The looting and burning that took place in KwaZulu-Natal in July refers. One can arrive at some worrying conclusions as a result of the fiasco, which I believe has been a long time coming.
The Zulus are the biggest single population group in SA, and in 1994 they threatened to boycott the elections unless they got their homeland, KwaZulu. Eventually the powers that be relented, hence the Ingonyama Trust, controlled solely by the Zulu king — a form of dictatorship.
This is now a country within a country, virtually independent of the laws that prevail in SA. The elite of the Ingonyama Trust control KwaZulu as they see fit. The trust is the biggest single landowner in SA and is funded by the taxpayer.
What does this mean for SA? Tribalism will become progressively entrenched as only uneducated people will support this system. The trust will see to it that this status quo prevails. It is all about hanging on to power, not democracy.

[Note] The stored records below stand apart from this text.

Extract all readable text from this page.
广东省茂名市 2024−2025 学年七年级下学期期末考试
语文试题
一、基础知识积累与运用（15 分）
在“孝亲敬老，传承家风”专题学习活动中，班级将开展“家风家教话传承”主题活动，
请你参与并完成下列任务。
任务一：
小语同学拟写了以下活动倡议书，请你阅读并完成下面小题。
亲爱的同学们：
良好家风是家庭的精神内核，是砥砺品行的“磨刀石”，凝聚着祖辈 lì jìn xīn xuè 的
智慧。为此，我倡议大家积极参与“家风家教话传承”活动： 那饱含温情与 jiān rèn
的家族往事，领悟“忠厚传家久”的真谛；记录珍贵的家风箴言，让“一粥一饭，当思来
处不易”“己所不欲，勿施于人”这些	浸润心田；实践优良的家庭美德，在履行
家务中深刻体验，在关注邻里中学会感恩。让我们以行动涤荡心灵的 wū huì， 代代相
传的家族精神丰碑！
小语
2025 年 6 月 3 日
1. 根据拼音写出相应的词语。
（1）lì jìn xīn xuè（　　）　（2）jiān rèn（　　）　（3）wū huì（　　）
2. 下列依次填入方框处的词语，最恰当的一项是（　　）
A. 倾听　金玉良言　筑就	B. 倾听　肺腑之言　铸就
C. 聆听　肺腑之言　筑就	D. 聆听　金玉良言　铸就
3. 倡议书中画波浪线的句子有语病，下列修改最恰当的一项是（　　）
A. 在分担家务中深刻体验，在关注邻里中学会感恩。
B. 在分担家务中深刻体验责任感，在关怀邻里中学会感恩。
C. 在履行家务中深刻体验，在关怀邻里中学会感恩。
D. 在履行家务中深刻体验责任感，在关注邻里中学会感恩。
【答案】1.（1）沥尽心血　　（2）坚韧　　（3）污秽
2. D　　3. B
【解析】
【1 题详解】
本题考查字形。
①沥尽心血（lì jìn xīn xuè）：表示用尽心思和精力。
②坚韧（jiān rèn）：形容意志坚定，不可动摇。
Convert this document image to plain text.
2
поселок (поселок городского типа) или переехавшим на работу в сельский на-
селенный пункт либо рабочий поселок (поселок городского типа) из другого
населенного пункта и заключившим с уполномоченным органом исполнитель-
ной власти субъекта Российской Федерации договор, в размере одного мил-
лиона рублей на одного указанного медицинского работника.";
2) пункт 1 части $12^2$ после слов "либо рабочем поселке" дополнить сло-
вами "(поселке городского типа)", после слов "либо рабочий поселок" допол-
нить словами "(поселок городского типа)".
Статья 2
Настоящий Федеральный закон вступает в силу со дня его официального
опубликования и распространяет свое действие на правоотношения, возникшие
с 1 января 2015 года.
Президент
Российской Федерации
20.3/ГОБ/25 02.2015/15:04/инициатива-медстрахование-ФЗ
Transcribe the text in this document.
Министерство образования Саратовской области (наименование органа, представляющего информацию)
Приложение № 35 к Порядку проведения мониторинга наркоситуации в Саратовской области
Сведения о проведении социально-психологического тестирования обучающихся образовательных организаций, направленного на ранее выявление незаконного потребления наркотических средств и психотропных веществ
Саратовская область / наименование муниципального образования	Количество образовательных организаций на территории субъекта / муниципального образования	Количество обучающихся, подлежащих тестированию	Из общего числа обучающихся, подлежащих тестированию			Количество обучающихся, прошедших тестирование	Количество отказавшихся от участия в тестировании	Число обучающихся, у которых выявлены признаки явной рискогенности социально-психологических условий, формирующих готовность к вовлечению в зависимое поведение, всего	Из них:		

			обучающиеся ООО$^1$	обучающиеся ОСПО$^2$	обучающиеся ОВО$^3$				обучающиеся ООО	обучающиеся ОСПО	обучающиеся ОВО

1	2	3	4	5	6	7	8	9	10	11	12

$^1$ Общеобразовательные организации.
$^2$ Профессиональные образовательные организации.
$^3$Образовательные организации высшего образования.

No-one can own property in KwaZulu; you live at the discretion of the king, making it a nation of squatters/tenants. After all, who is going to improve property they do not own and can get evicted from at the king’s discretion? The only way for the elite to keep their grip on the reins of power is to entrench ignorance.
Expect schools, businesses and libraries to burn down from time to time. Political dissidents/opponents will be eliminated and, unfortunately, KwaZulu-Natal will sink further into dysfunctionality. SA has three economic powerhouse provinces, but I fear at some point in the not-too-distant future it will have only two.
Businesses in KwaZulu-Natal are reviewing their options after what happened three months ago. They ask themselves if it can happen again, and unfortunately it can. The future of the province is in the hands of those citizens living north of Durban, and they have another agenda — power at all costs.
Also, please remember: If you are going to loot, do so carefully and responsibly (a quote from Duduzane Zuma, the former president’s son).